Monday 8 September 2008

Hurricanes

It's strange - it's 8.30pm and so quiet. It had been raining heavily last night and this morning but now I hear nothing. Normally at this time, I would hear a cacophony of music from all the bars around my home and cars, motorbikes and generators and people laughing and shouting in the streets. But nothing - just dogs barking and the hum of insects.

The reason, of course, is Ike which has just passed near Haiti today. From all accounts, it could have been much much worse but coming on the back of Gustav and Hanna...

The last couple of weeks have been crazy - not so much from work but mostly emotionally from a mix of worry over hurricanes and a particularly nasty investigation that I'm involved in. The latter will hopefully finally be resolved over the next couple of days. The former will takes years if that.

So; Fay, Gustav, Hanna and now Ike... Four hurricane/tropical storms in the space of 3 weeks. Figures vary but the immediate death toll is most definitely in the hundreds, and Haiti is a country where the death toll from the aftermath will most likely exceed the immediate. The city of Gonaive in the north had been described by a UN envoy as "hell on earth" after Hanna, which seems an accurate summation from all accounts and now, the bridge that was the last land route into the city has collapsed due to the Ike, and the city of 300,000 is now even more cut off from aid.

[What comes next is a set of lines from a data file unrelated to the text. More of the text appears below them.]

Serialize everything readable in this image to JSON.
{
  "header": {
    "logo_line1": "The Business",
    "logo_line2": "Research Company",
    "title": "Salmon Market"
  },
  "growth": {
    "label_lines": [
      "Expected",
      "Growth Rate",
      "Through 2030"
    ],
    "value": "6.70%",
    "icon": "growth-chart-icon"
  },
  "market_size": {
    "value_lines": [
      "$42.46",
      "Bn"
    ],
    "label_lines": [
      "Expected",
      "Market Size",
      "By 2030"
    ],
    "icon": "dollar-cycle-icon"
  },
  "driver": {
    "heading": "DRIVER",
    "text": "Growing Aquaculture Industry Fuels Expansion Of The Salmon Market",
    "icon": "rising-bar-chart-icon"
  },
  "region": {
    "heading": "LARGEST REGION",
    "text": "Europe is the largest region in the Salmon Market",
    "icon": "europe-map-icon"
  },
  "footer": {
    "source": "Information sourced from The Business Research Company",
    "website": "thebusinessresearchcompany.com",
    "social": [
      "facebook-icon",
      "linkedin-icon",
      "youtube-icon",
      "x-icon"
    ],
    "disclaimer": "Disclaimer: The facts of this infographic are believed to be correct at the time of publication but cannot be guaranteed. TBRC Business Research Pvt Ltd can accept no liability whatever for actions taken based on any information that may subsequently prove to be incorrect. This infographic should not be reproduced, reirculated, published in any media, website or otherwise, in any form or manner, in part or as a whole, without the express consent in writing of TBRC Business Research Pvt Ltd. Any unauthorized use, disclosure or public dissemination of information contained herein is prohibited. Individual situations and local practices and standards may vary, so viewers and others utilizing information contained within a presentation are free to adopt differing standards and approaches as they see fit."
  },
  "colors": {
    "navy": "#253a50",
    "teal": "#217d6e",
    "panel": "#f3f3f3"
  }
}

A hurricane struck Gonaive 4 years ago resulting in over 4000 deaths and food rioting. The situation is likely to be much worse this year: there are already severe food shortages - witness the food rioting in April - and the hurricanes have made the situation worse with a reported 60% rise in food staples which were already more than most people could afford. Add to that the continuing humanitarian crisis in the south of Haiti from Gustav and the government can't cope. I'm not sure that the UN or us NGOs can do much better to be perfectly honest. Aside from the sheer humanitarian catastrophe always features in the aftermath of natural disaters in poor states with no infrastructure or safety nets, the resultant political fallout from this is going to be ugly. Really ugly.

As for us, we're been trying to put together an emergency response to Gustav and Hanna but it's obviously too soon to do anything until we can assess the damage that Ike has wreaked. Even then, I'm not sure how much we can do - we're already overstretched with large new emergency responses to food security and there's obviously no point taking money from donors for projects we don't have the capacity or manpower to put in place. But then, if there's no other alternative, then we'd deal. I feel like it's the calm before the storm - a couple of days of assessment and then the madness.

This is an Al Jazeera broadcast that was taken a few days ago, just after Hanna. It gives an impression of just how difficult and precarious the situation is in Gonaive especially, but over all the whole country:
http://english.aljazeera.net/news/americas/2008/09/20089623246151559.html

Anyway, making myself a cup of tea now and trying not to think of what's coming.